Hi there. We're trying to set up postgres-operator inside an Istio service mesh, and are as such trying to fathom how the different Endpoint IP:s are assigned by Patroni.
We've come to the understanding that Patroni runs together with Postgres on each pod in the cluster, and that it's responsible for communicating with etcd to select the leader. From the docs and from your previous replies that the Endpoint (in our case coterie-web-db) is being updated using some method; either the Kubernetes API or by magic that lets a ClusterIP-service route to whichever pod IP has a certain annotation.
We've done a DNS lookup in a consuming service, for the "main" A-record name of the postgres cluster, and the ClusterIP is returned.
What we don't understand is how the pod IP of the current master is routed to from the ClusterIP? Does Patroni talk straight to the Kubernetes API and in that case, why can't we see the pod IP:s when we do a kubectl get endpoint listing?
MetalLB searching for NodeName in v1.Endpoints.Subsets.Addresses when choosing node to announce ( https://github.com/metallb/metallb/blob/main/speaker/layer2_controller.go#L43 )
When endpoints set by postgres-operator there is no such data and MetalLB can't choose node
... Subsets:[{[{10.42.3.67 \u003cnil\u003e nil}] [] [{postgresql 5432 TCP}]}] ...
When I add selector and endpoints set by service controller there is more data in subsets and service successfully anounced
... Subsets: [ {[{10.42.3.67 rnd-pg-cluster-0 0xc000439d00 ObjectReference{Kind:Pod,Namespace:rnd,Name:rnd-pg-cluster-0,UID:127045bc-c715-4005-b325-314e33621f33,APIVersion:,ResourceVersion:27532992,FieldPath:,}}] [] [{postgresql 5432 TCP}]} ] ...
It is irritating for new users that "kubectl port-forward service/... 5432" does not work.

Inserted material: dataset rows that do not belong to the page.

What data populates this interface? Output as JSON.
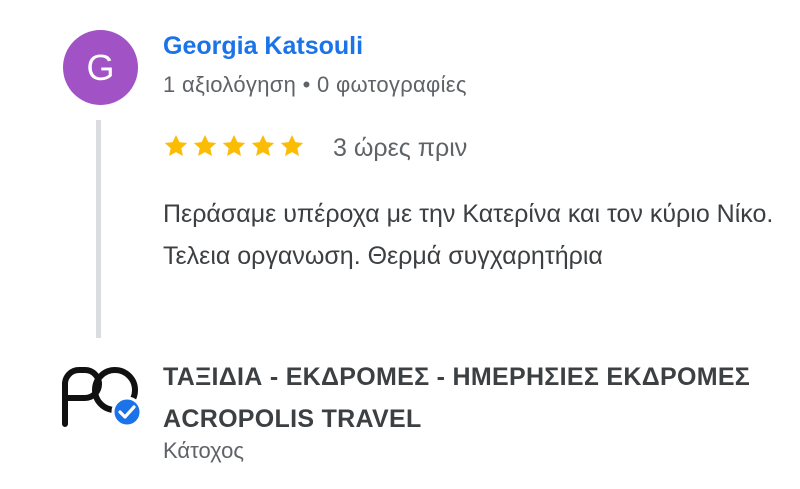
{
  "reviewer": {
    "avatar_letter": "G",
    "avatar_color": "#a152c4",
    "name": "Georgia Katsouli",
    "meta": "1 αξιολόγηση • 0 φωτογραφίες"
  },
  "review": {
    "rating": 5,
    "rating_max": 5,
    "star_color": "#fbbc04",
    "time": "3 ώρες πριν",
    "text": "Περάσαμε υπέροχα με την Κατερίνα και τον κύριο Νίκο. Τελεια οργανωση. Θερμά συγχαρητήρια"
  },
  "owner_reply": {
    "logo_text": "PO",
    "verified_badge_color": "#1a73e8",
    "name": "ΤΑΞΙΔΙΑ - ΕΚΔΡΟΜΕΣ - ΗΜΕΡΗΣΙΕΣ ΕΚΔΡΟΜΕΣ ACROPOLIS TRAVEL",
    "role": "Κάτοχος"
  },
  "colors": {
    "link_blue": "#1a73e8",
    "text_primary": "#3c4043",
    "text_secondary": "#5f6368",
    "thread_line": "#dadce0"
  }
}
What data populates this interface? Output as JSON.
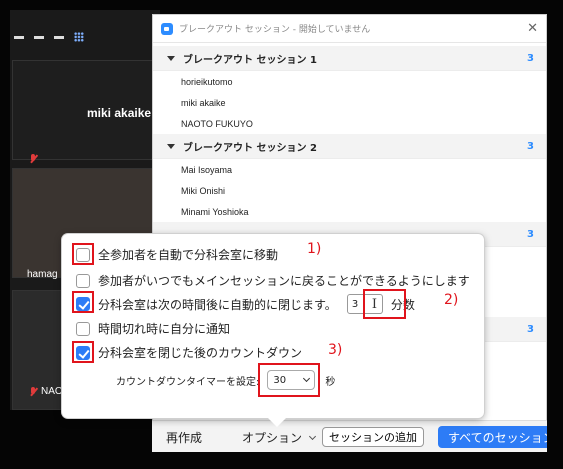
{
  "gallery": {
    "participant_main": "miki akaike",
    "participant_2": "hamag",
    "participant_3": "NAO"
  },
  "breakout": {
    "title": "ブレークアウト セッション - 開始していません",
    "close_symbol": "✕",
    "rooms": [
      {
        "name": "ブレークアウト セッション 1",
        "count": "3",
        "members": [
          "horieikutomo",
          "miki akaike",
          "NAOTO FUKUYO"
        ]
      },
      {
        "name": "ブレークアウト セッション 2",
        "count": "3",
        "members": [
          "Mai Isoyama",
          "Miki Onishi",
          "Minami Yoshioka"
        ]
      }
    ],
    "hidden_counts": [
      "3",
      "3"
    ]
  },
  "options": {
    "auto_move": {
      "label": "全参加者を自動で分科会室に移動",
      "checked": false,
      "annotation": "1)"
    },
    "return_anytime": {
      "label": "参加者がいつでもメインセッションに戻ることができるようにします",
      "checked": false
    },
    "auto_close": {
      "label": "分科会室は次の時間後に自動的に閉じます。",
      "checked": true,
      "value": "3",
      "unit": "分数",
      "annotation": "2)"
    },
    "notify": {
      "label": "時間切れ時に自分に通知",
      "checked": false
    },
    "countdown": {
      "label": "分科会室を閉じた後のカウントダウン",
      "checked": true,
      "annotation": "3)"
    },
    "timer": {
      "label": "カウントダウンタイマーを設定:",
      "value": "30",
      "unit": "秒"
    }
  },
  "bottombar": {
    "recreate": "再作成",
    "options": "オプション",
    "add_session": "セッションの追加",
    "open_all": "すべてのセッション"
  },
  "colors": {
    "accent": "#2d7cf6",
    "annotation": "#e0141c",
    "count": "#2d8cff"
  }
}
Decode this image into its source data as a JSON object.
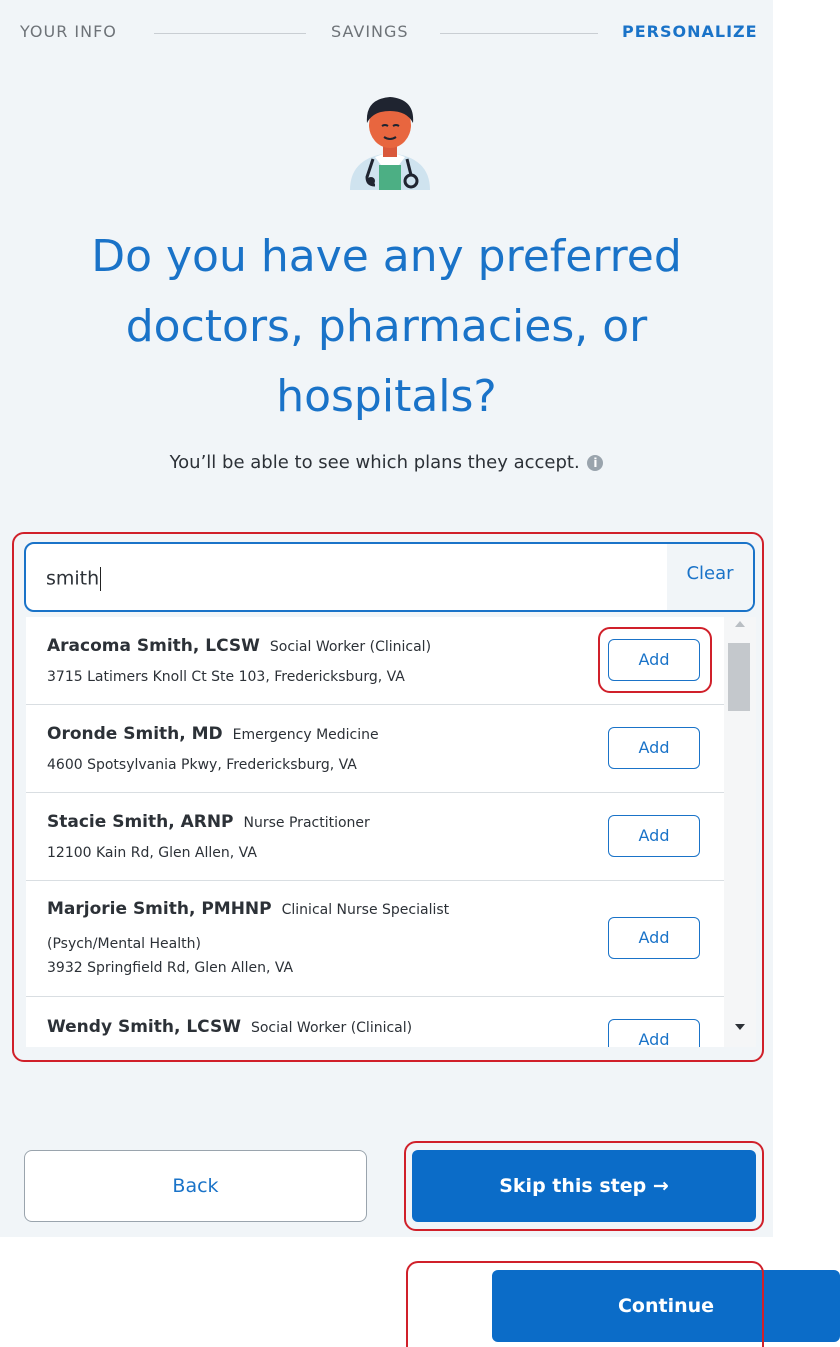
{
  "stepper": {
    "steps": [
      {
        "label": "YOUR INFO",
        "active": false
      },
      {
        "label": "SAVINGS",
        "active": false
      },
      {
        "label": "PERSONALIZE",
        "active": true
      }
    ]
  },
  "avatar": {
    "icon": "doctor-avatar-icon"
  },
  "heading": {
    "line1": "Do you have any preferred",
    "line2": "doctors, pharmacies, or",
    "line3": "hospitals?"
  },
  "subtitle": {
    "text": "You’ll be able to see which plans they accept.",
    "info_icon": "i"
  },
  "search": {
    "value": "smith",
    "clear_label": "Clear"
  },
  "results": [
    {
      "name": "Aracoma Smith, LCSW",
      "specialty": "Social Worker (Clinical)",
      "specialty_line2": "",
      "address": "3715 Latimers Knoll Ct Ste 103, Fredericksburg, VA",
      "button": "Add"
    },
    {
      "name": "Oronde Smith, MD",
      "specialty": "Emergency Medicine",
      "specialty_line2": "",
      "address": "4600 Spotsylvania Pkwy, Fredericksburg, VA",
      "button": "Add"
    },
    {
      "name": "Stacie Smith, ARNP",
      "specialty": "Nurse Practitioner",
      "specialty_line2": "",
      "address": "12100 Kain Rd, Glen Allen, VA",
      "button": "Add"
    },
    {
      "name": "Marjorie Smith, PMHNP",
      "specialty": "Clinical Nurse Specialist",
      "specialty_line2": "(Psych/Mental Health)",
      "address": "3932 Springfield Rd, Glen Allen, VA",
      "button": "Add"
    },
    {
      "name": "Wendy Smith, LCSW",
      "specialty": "Social Worker (Clinical)",
      "specialty_line2": "",
      "address": "",
      "button": "Add"
    }
  ],
  "buttons": {
    "back": "Back",
    "skip": "Skip this step →",
    "continue": "Continue"
  },
  "colors": {
    "accent": "#1a73c8",
    "primary_button": "#0b6cc8",
    "annotation": "#d0202a"
  }
}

Please do at lease document that this is expected in the "check created service resources" block of the Quickstart documentation. Maybe add Ilyas workaround (https://github.com/zalando/postgres-operator/issues/340#issuecomment-520703326).
I am seeing this issue on a k8s-1.18.2 cluster, deployed via kubeadm to Baremetal ubuntu 20. The Endpoints never populate. the cluster always reports as failed to create.
@andy-v-you should look at pods logs, there should be a clue what is wrong.
@CyberDem0n the operator logs?
Spilo pods.
Why is this ticket still open if this is intended behavior?
I am still confused about this issue. How should we connect to the master pod via the master service clusterIP?